II.If the underlying cause is not corrected the shock passes to the progressive phase in which there are widespread hypoxia of the tissue. With the oxygen deficit the aerobic respiration is replaced by anaerobic glycolysis and consequent lactic acid formation, metabolic acidosis that culminate in PH reduction and blunting of the vasomotor responses. The latter induce arteriolar vasodilatation and pooling of blood to the microcirculation. The peripheral pooling not only worsen the cardiac output but also puts endoth, at risk for developing anoxic injury with subsequent DIC.

¨ The widespread tissue anoxia does not spare the vital organs which begin to fail. The patient is confused and urinary output decline.

III.Unless intervened, the shock enters in an irreversible stage.

The widespread cell injury is reflected by lysosomal enzyme leakage, further aggravating the shock:

1) Myocardial contractile worsens due to NO synthesis

2) If the ischemic bowel allows intestinal flora to enter the circulation and endotoxic shock superimposes.
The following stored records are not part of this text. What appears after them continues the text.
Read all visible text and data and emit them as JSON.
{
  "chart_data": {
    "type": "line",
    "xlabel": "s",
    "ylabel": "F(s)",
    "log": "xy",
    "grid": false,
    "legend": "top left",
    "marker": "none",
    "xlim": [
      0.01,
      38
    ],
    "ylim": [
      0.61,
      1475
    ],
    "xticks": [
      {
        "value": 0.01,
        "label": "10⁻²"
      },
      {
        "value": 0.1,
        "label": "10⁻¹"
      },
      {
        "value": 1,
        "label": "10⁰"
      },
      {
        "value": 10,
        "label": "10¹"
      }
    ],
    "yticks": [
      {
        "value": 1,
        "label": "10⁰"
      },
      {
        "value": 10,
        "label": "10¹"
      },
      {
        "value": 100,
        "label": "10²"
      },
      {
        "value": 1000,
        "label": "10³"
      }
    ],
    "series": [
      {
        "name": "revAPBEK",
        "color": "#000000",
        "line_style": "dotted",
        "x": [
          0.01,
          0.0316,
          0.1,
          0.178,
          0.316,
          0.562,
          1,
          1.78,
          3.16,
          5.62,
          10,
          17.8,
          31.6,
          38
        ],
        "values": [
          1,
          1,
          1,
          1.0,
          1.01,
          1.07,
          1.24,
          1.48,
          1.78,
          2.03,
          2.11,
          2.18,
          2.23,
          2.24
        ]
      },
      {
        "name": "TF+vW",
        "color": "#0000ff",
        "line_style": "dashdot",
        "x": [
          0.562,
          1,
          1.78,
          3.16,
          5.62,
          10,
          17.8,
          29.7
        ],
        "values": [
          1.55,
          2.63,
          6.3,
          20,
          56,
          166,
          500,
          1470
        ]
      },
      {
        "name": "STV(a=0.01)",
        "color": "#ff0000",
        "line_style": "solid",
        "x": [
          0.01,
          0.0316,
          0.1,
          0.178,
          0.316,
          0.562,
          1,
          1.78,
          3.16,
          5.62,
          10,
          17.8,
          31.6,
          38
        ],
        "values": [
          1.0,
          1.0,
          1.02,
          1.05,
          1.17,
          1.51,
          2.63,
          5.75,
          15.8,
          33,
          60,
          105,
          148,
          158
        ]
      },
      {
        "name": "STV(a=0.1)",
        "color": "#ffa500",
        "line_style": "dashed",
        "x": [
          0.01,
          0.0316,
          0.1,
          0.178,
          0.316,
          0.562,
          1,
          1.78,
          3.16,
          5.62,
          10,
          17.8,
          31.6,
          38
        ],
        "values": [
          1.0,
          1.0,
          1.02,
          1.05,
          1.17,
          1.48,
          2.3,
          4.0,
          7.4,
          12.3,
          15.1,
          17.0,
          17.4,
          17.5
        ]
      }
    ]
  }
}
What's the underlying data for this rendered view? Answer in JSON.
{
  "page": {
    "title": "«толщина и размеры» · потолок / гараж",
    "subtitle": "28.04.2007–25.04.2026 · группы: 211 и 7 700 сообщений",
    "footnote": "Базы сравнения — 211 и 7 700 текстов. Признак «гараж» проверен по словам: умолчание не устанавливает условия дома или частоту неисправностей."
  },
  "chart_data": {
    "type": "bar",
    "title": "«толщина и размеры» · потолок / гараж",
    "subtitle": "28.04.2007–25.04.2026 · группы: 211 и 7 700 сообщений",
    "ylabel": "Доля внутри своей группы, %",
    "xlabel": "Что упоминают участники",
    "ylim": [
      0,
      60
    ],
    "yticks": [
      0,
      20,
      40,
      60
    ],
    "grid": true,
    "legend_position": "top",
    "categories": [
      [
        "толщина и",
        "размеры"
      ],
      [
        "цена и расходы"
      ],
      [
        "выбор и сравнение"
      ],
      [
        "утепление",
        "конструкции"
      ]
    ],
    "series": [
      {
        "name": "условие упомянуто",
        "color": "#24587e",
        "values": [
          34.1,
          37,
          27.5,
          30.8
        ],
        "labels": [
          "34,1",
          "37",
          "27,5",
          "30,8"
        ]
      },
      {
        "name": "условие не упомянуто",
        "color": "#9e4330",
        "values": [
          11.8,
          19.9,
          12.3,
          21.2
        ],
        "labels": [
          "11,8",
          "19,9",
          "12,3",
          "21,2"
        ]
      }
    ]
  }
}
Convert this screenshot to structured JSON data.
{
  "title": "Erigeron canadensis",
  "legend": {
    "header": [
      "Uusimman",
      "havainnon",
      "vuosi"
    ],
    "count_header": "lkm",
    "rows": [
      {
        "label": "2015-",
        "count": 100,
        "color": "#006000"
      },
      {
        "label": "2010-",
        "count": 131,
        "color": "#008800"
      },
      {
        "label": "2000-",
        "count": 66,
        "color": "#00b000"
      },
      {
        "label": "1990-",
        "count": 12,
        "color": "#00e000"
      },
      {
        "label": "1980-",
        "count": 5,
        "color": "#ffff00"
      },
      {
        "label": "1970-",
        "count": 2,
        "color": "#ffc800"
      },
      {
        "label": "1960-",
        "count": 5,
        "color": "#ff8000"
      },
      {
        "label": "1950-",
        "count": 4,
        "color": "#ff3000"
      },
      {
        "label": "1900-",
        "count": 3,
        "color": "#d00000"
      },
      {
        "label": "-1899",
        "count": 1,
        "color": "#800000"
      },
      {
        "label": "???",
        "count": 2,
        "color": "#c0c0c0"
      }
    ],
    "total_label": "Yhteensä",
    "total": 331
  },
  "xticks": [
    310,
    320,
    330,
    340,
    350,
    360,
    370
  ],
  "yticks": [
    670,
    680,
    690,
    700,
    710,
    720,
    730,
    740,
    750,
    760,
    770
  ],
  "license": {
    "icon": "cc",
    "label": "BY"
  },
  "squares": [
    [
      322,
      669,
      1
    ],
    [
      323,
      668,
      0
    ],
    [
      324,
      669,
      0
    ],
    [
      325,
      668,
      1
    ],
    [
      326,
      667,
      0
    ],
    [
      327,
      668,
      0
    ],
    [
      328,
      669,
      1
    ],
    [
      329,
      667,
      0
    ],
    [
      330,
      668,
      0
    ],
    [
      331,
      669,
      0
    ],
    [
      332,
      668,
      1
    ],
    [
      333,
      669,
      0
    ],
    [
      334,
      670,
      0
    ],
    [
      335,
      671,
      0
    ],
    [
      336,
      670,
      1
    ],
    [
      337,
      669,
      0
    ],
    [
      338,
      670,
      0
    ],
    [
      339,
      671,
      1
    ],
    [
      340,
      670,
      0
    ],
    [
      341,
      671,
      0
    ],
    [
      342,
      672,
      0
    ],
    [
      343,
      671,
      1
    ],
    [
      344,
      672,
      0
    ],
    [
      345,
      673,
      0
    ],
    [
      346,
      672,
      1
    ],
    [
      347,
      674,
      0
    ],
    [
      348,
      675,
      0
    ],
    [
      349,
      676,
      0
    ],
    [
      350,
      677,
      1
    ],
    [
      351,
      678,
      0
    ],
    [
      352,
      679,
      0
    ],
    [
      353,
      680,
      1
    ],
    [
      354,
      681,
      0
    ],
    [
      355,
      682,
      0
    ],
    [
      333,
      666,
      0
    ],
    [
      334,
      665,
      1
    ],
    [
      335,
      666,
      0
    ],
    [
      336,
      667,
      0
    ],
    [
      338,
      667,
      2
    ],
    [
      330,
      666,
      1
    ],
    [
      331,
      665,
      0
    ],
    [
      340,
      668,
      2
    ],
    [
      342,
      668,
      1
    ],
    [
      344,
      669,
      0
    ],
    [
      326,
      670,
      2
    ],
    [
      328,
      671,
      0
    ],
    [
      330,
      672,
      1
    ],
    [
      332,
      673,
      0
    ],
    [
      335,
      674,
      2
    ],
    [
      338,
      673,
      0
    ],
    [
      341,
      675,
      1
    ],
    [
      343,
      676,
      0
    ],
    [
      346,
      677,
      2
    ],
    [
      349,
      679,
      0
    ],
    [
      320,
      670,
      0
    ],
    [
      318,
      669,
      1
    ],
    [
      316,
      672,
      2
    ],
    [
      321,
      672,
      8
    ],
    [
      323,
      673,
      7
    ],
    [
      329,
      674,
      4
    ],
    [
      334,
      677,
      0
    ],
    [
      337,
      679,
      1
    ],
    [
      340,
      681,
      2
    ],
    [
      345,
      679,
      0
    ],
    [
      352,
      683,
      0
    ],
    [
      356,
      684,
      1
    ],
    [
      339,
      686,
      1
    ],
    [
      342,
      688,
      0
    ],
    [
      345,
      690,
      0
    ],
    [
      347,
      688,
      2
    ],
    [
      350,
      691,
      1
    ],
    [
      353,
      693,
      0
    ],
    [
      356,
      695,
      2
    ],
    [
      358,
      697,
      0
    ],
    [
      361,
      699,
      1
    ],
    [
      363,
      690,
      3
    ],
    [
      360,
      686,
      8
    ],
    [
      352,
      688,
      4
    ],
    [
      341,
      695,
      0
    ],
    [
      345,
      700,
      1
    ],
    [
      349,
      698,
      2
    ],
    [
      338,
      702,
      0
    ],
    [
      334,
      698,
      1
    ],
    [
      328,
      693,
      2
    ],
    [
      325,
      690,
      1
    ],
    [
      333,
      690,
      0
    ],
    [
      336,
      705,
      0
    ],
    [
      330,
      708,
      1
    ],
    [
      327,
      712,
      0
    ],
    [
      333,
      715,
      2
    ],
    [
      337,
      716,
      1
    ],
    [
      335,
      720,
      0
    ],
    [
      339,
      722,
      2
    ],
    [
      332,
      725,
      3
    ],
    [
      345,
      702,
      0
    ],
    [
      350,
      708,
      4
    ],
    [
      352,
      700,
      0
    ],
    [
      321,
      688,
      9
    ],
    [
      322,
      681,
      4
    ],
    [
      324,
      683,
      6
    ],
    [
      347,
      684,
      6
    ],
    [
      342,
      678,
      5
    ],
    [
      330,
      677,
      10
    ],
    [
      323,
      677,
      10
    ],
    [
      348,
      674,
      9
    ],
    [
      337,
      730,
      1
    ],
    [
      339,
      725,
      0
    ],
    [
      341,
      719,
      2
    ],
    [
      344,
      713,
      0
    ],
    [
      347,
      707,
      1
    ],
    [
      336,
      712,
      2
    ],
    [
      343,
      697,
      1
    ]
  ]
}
¨ Complete renal shutdown due top tubular necrosis.

¨ Thereafter, despite heroic measures death ensues.

Management and prognosis.

¨ Hypovolumic shock in young health individual has good prognosis in 80% to 90% of the cases if properly managed.

¨ Large myocardial infract and gram negative septic shock carry mortality rate up to 75% of the cases, even with the best care currently available.